The practice helps reduce execution times, and the requests are a broader review of high-frequency trading.

The Securities and Exchange Commission and the Commodity Futures Trading Commission are also seeking information on the volume of trading from co-location, according to exchange officials.

Trading firms pay market operators to place electronic terminals in the same buildings that house exchanges' servers.

While not a new concept, co-location has caught Washington's eye as regulators and lawmakers assess the growing role that high-frequency traders play in U.S. markets.

High-frequency trading firms, mostly private enterprises that execute millions of trades a day in pursuit of oft-tiny spreads, are now estimated to account for two-thirds of all stock trades in the U.S. Their presence is increasingly felt in derivatives markets as well.

Among regulators' chief concerns are that co-location services don't put any one type of market participant at a disadvantage, creating a two-tiered market that advantages those who can pay up for the best access.

Executives at NYSE Euronext (NYX) and Nasdaq OMX Group Inc. (NDAQ) said that the SEC will soon require exchanges to publish their co-location pricing alongside other exchange fees, with regulators able to approve or disapprove co-location fee schedules.

"What the SEC is concerned with, and what we're concerned with, is that anybody who wants that kind of access to a marketplace can do so, and do so in a fair, transparent way," said Eric Noll, head of transaction services for Nasdaq OMX.

From the exchange perspective, offering co-location creates a level playing field - any trading firm that wants to take advantage of close proximity can pay a standard fee and get the same speed as any other firm co-locating their trading systems in the same place as the exchange's infrastructure.

"All the high-frequency traders want is to make sure they're not at a disadvantage to anyone else," said Lawrence Leibowitz, global technology chief for NYSE Euronext. "Our goal is to have everybody on the same level."

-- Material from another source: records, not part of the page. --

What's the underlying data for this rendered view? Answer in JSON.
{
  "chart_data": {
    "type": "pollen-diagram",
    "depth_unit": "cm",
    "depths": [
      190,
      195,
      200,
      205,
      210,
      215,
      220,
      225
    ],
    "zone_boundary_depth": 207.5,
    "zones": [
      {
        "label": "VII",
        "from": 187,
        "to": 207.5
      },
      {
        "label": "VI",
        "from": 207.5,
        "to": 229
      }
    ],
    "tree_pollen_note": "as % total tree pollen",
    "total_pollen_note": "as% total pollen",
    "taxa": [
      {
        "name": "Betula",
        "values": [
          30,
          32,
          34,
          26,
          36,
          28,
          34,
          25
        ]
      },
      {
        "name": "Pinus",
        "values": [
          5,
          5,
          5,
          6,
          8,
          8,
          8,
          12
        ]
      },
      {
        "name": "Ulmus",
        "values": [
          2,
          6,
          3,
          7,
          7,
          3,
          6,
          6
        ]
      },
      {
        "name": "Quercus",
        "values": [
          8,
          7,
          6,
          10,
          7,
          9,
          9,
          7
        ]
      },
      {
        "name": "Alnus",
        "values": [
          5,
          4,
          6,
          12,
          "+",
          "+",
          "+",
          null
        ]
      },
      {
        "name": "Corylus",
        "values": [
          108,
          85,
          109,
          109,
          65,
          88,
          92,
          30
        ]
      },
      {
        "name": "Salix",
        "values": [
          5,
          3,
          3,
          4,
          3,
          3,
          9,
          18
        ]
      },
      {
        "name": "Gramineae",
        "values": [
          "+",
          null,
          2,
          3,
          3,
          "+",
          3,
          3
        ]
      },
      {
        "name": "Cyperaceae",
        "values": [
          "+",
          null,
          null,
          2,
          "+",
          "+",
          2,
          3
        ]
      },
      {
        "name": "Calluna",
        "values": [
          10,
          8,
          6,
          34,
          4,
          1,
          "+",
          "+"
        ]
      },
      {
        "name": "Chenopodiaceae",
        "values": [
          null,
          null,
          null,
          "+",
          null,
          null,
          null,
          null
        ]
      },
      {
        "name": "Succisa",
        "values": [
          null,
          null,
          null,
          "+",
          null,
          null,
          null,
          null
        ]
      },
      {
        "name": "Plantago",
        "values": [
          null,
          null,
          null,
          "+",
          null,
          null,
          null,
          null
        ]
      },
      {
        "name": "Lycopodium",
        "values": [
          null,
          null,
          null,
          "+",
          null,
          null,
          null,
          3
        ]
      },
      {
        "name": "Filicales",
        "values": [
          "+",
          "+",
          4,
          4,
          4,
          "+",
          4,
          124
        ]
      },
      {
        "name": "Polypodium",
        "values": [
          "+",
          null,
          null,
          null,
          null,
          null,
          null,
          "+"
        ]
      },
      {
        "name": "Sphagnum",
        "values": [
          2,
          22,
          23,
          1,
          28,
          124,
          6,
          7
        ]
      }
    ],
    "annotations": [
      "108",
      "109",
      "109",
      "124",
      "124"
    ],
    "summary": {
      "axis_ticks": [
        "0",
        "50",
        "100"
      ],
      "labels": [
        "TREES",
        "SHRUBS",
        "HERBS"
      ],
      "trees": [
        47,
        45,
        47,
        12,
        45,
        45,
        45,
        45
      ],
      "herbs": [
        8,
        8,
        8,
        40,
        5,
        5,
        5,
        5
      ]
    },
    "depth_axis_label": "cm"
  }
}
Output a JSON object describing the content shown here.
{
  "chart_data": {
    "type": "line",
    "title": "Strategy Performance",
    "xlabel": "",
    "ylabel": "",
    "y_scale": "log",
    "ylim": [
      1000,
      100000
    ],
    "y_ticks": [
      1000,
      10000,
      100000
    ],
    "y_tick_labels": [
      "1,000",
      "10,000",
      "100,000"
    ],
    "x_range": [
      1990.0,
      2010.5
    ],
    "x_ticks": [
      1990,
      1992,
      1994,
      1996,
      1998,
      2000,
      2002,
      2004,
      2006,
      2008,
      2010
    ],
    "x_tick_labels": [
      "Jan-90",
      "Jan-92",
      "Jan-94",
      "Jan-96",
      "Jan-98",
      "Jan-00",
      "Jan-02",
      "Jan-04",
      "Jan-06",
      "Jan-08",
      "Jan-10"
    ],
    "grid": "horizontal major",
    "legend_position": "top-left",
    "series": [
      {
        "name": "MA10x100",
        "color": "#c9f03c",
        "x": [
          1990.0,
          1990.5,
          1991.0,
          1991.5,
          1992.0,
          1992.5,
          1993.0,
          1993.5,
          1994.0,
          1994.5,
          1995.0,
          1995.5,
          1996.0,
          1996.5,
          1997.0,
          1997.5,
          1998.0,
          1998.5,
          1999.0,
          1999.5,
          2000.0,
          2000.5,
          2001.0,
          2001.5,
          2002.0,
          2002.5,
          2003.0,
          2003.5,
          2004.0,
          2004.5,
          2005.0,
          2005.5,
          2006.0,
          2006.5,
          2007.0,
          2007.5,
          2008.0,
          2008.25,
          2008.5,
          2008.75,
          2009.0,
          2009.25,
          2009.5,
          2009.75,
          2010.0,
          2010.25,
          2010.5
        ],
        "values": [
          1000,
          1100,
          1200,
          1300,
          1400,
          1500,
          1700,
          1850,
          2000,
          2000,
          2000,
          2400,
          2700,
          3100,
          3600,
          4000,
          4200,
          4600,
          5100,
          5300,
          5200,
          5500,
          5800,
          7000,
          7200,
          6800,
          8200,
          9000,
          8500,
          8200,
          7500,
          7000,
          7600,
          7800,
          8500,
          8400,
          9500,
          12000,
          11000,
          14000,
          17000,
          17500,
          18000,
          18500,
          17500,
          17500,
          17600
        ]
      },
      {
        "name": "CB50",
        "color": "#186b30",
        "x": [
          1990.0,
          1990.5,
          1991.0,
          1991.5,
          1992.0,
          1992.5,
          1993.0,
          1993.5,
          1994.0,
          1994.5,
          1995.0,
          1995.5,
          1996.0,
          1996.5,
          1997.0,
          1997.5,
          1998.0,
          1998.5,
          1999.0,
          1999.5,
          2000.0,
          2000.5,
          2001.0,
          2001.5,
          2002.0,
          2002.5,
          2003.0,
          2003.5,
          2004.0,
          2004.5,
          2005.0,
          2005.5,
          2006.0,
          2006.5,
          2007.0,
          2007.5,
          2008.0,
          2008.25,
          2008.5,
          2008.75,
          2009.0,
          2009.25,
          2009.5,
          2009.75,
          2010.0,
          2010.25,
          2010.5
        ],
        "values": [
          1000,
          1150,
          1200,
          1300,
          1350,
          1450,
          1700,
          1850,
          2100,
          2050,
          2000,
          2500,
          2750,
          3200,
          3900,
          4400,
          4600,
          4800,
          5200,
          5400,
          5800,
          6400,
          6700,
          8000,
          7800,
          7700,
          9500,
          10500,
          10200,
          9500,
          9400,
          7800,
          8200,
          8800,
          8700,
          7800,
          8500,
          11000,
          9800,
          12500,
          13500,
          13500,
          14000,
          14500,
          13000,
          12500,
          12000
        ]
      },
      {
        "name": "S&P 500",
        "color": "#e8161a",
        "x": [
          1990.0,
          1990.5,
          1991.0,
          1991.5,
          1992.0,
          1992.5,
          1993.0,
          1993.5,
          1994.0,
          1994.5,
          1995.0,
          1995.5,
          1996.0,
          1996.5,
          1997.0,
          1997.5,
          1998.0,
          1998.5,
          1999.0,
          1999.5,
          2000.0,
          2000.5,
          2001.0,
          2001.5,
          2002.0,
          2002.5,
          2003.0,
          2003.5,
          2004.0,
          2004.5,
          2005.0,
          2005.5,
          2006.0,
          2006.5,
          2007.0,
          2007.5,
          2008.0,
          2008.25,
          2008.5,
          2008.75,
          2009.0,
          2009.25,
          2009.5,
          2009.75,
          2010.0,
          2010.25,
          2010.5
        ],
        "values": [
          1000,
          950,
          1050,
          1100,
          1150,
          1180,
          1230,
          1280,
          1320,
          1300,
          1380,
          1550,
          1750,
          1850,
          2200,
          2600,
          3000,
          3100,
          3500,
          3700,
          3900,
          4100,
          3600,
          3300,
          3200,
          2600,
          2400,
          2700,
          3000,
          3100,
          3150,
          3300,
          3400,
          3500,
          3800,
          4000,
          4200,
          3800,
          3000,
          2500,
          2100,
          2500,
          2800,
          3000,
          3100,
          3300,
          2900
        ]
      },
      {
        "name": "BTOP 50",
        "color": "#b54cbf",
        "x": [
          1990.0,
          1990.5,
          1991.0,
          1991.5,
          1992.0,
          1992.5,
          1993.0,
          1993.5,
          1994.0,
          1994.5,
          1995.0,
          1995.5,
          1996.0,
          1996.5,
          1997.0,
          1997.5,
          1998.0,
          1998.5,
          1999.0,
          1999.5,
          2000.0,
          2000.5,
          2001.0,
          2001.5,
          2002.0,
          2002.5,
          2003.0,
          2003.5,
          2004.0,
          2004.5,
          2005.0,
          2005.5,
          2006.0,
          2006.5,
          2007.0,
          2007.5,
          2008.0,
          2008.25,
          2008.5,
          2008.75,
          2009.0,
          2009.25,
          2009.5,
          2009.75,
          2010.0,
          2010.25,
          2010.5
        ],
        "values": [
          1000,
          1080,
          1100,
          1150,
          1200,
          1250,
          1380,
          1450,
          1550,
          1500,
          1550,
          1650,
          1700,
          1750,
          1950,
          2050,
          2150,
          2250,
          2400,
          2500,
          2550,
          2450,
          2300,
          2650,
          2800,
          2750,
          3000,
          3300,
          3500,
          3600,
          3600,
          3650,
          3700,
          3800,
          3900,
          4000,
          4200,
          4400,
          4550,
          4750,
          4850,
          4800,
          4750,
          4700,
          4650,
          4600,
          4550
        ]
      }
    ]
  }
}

Most exchanges, like Nasdaq OMX, Direct Edge and BATS Exchange, maintain partnerships with data center operators like Verizon Communications Inc. (VZ) and Equinix Inc. (EQIX) to provide co-location for high-speed trading outfits.

NYSE Euronext is building its own 400,000 square foot data center in Mahwah, N.J.

To a certain extent, Leibowitz said, exchanges have to offer co-location - if they didn't, a third party could buy the building next to an exchange's data center and rent out rack space to the highest bidder, promising the lowest possible latency.

"It's like real estate," he said.

Nasdaq OMX's Noll noted that co-location is about more than speed of trading. Locating firms' trading systems within the same facility as exchange servers ensures better security and a sustained connection to the marketplace, he said.